Does `Booster.predict` use multiple threads by default?

zzhengnan · March 19, 2021, 4:18pm

Hi all.

I’m trying to figure out whether the default behavior for Booster.predict in the Python API is to utilize all available threads. I came across a number of posts on the default threading behavior specifically in the context of model training, but couldn’t find the same information for model prediction.

I did find this GitHub comment from 2016, but found the following statement counter-intuitive, given that predict was known to be thread unsafe as documented in this issue among a few others.

the model would by default use all the available threads (as if nthread=0), provided that OMP_NUM_THREADS environment variable wasn’t set.
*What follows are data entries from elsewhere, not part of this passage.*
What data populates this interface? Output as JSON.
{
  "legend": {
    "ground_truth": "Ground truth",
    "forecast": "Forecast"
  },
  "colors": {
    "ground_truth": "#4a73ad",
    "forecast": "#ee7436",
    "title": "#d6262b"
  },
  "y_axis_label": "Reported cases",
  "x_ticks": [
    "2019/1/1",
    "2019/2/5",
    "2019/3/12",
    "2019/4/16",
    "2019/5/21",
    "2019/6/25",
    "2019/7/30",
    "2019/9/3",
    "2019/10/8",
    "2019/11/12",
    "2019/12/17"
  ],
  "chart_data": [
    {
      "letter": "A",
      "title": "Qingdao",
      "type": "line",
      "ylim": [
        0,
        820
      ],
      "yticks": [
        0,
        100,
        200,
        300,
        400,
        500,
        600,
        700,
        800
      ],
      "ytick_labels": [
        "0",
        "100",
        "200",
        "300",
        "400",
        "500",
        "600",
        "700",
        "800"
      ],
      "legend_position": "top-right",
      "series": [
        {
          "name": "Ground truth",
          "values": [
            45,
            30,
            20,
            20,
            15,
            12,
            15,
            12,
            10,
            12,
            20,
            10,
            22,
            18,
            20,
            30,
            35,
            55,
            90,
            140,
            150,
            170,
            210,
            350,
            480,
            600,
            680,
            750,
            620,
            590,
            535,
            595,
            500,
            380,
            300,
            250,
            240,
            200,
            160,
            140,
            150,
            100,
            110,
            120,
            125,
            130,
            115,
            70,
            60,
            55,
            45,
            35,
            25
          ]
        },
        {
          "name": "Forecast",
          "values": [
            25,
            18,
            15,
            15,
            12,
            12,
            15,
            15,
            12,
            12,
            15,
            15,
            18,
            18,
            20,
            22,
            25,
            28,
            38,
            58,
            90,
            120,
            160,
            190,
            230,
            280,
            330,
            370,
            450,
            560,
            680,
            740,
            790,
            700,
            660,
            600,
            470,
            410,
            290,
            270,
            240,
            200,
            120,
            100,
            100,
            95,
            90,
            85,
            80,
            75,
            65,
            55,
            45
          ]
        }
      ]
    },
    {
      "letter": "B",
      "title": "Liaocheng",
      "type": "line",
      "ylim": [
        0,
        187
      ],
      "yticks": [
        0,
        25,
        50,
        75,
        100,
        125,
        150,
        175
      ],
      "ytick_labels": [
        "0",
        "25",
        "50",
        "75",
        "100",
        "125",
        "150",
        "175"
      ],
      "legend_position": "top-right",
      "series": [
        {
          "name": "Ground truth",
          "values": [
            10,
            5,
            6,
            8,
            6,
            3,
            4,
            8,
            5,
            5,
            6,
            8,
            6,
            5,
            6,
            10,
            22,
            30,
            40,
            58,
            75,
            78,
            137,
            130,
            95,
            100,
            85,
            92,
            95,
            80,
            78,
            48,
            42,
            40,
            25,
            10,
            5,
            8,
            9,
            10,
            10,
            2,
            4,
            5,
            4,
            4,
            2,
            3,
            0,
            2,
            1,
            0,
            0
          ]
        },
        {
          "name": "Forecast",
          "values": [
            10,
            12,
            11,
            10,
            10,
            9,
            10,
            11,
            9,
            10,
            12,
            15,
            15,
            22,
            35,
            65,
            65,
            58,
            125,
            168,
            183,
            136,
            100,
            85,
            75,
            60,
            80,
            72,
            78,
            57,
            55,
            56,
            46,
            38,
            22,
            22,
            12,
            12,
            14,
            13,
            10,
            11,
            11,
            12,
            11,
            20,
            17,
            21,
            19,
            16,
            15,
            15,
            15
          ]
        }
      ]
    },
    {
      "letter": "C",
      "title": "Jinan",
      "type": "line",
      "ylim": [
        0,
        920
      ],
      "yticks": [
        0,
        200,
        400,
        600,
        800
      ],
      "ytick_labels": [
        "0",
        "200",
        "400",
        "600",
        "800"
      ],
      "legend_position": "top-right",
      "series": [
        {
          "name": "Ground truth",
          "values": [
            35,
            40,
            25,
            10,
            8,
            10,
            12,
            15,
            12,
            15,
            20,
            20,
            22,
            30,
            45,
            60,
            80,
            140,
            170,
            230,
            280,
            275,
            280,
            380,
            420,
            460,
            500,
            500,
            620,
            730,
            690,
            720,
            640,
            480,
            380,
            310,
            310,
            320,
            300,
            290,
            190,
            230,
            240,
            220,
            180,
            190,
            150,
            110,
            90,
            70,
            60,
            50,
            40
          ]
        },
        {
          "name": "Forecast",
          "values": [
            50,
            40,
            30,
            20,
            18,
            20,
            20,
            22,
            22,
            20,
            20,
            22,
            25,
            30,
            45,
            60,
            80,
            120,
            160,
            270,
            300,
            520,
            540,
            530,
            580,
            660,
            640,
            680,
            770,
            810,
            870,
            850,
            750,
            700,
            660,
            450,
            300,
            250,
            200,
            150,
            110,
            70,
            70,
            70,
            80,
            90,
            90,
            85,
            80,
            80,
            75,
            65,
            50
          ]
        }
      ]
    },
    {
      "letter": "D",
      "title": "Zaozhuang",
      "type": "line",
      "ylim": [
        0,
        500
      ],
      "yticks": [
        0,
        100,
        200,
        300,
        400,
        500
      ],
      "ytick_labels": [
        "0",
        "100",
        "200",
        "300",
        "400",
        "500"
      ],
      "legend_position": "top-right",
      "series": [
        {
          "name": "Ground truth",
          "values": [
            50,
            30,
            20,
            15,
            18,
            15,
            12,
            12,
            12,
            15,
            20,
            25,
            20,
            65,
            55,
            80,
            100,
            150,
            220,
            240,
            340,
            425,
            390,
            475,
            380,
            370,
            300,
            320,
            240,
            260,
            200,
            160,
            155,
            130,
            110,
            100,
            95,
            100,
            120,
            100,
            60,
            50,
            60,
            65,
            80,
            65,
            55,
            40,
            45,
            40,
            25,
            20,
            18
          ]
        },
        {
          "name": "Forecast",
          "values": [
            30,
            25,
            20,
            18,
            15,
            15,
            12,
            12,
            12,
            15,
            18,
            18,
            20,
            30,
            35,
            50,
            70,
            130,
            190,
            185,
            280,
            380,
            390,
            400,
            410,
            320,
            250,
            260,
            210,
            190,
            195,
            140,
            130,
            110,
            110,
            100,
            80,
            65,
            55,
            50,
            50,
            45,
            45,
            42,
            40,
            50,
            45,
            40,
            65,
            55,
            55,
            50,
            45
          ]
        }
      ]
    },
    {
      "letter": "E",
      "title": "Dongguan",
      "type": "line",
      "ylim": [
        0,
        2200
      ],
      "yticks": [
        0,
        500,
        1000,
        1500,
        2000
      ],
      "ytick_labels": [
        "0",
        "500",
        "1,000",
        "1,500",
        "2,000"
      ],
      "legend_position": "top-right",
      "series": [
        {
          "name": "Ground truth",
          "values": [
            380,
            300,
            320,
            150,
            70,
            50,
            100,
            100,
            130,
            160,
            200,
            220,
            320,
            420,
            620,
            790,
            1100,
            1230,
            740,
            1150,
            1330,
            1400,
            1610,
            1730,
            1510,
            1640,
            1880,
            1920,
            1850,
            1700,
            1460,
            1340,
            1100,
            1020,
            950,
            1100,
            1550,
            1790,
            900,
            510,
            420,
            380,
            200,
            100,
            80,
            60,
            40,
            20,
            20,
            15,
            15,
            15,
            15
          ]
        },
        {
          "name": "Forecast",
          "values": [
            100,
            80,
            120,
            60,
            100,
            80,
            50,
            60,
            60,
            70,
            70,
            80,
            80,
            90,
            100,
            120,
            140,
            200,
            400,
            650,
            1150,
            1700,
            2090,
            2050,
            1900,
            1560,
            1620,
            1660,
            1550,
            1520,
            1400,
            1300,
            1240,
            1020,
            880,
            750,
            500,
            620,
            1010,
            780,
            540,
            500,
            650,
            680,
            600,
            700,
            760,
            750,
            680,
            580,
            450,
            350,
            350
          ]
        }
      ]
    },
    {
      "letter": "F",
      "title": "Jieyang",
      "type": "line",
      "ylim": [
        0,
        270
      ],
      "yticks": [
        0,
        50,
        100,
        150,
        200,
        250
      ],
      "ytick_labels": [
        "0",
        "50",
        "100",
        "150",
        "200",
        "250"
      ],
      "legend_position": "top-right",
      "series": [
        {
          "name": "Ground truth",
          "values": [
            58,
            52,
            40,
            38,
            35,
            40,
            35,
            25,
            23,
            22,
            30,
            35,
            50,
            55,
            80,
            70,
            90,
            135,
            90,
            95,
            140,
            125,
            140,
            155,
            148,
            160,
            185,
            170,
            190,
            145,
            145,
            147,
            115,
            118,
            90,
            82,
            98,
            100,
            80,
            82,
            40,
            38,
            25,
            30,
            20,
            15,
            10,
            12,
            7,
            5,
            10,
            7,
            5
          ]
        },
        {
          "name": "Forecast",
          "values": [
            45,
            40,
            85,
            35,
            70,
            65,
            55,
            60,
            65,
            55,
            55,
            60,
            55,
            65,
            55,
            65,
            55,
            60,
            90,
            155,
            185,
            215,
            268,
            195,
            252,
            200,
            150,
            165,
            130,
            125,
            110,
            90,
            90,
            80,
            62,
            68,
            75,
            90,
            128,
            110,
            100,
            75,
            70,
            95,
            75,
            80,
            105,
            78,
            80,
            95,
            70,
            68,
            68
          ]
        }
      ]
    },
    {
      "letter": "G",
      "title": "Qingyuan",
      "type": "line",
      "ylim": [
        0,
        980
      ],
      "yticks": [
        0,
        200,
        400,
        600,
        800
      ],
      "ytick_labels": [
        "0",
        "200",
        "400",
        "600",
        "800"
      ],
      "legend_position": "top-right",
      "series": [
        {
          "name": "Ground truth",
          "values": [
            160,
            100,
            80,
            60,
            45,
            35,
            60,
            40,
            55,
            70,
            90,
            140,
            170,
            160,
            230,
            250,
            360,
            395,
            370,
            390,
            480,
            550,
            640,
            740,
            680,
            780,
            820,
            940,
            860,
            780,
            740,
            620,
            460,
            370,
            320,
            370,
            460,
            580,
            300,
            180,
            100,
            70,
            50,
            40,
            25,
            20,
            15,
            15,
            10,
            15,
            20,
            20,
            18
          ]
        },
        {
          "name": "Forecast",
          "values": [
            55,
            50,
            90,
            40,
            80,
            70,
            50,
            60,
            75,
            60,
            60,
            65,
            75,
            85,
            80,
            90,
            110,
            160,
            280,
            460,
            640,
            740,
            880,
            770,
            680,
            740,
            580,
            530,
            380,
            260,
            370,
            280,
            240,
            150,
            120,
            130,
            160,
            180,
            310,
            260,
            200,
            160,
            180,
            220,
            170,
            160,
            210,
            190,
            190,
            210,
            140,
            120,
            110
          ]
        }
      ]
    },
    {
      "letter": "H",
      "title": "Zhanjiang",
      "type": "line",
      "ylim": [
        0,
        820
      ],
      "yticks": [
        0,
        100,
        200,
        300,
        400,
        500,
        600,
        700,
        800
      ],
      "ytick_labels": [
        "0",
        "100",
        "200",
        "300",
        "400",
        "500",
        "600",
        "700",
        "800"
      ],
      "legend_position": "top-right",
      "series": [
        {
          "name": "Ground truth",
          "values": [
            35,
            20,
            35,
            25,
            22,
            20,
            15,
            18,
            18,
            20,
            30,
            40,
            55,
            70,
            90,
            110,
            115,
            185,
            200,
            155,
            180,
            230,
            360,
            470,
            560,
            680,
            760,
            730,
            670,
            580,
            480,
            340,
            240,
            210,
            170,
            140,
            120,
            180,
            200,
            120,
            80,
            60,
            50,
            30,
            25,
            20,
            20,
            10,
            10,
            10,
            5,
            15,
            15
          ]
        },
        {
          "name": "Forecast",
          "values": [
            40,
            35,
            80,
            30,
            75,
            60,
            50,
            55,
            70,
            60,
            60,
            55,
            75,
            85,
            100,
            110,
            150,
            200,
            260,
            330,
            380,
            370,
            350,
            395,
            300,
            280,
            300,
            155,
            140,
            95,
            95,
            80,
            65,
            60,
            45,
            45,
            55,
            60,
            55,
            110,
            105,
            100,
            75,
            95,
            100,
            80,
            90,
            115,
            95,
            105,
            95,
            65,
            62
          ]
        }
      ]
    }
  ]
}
I tried digging into the C++ source code and even attempted to look into OpenMP but haven’t had much luck, as I have limited experience in either.

Thanks in advance!

hcho3 · March 22, 2021, 4:22am

Yes, the predict() function will use all threads by default. You can verify it by looking at which CPU cores are utilized. To control the number of threads used, you can pass nthread parameter to the Booster object, by

bst.set_param({'nthread': 2})

zzhengnan · March 22, 2021, 1:55pm

Thanks for your reply, Philip. I’m wondering why the default is to use all threads when predict was known to have been thread unsafe prior to v1.1.0 (link to relevant entry in the change log). Could you provide more context on the rationale? Thanks.

hcho3 · March 22, 2021, 4:11pm

The lack of thread safety was due to the use of a global state that made it unsafe to call predict() with the same Booster object from multiple threads. It has nothing to do with whether the single predict() method uses multiple threads or not.

FYI, the thread safety issue has been fixed in #6648 and will be part of the upcoming 1.4.0 release.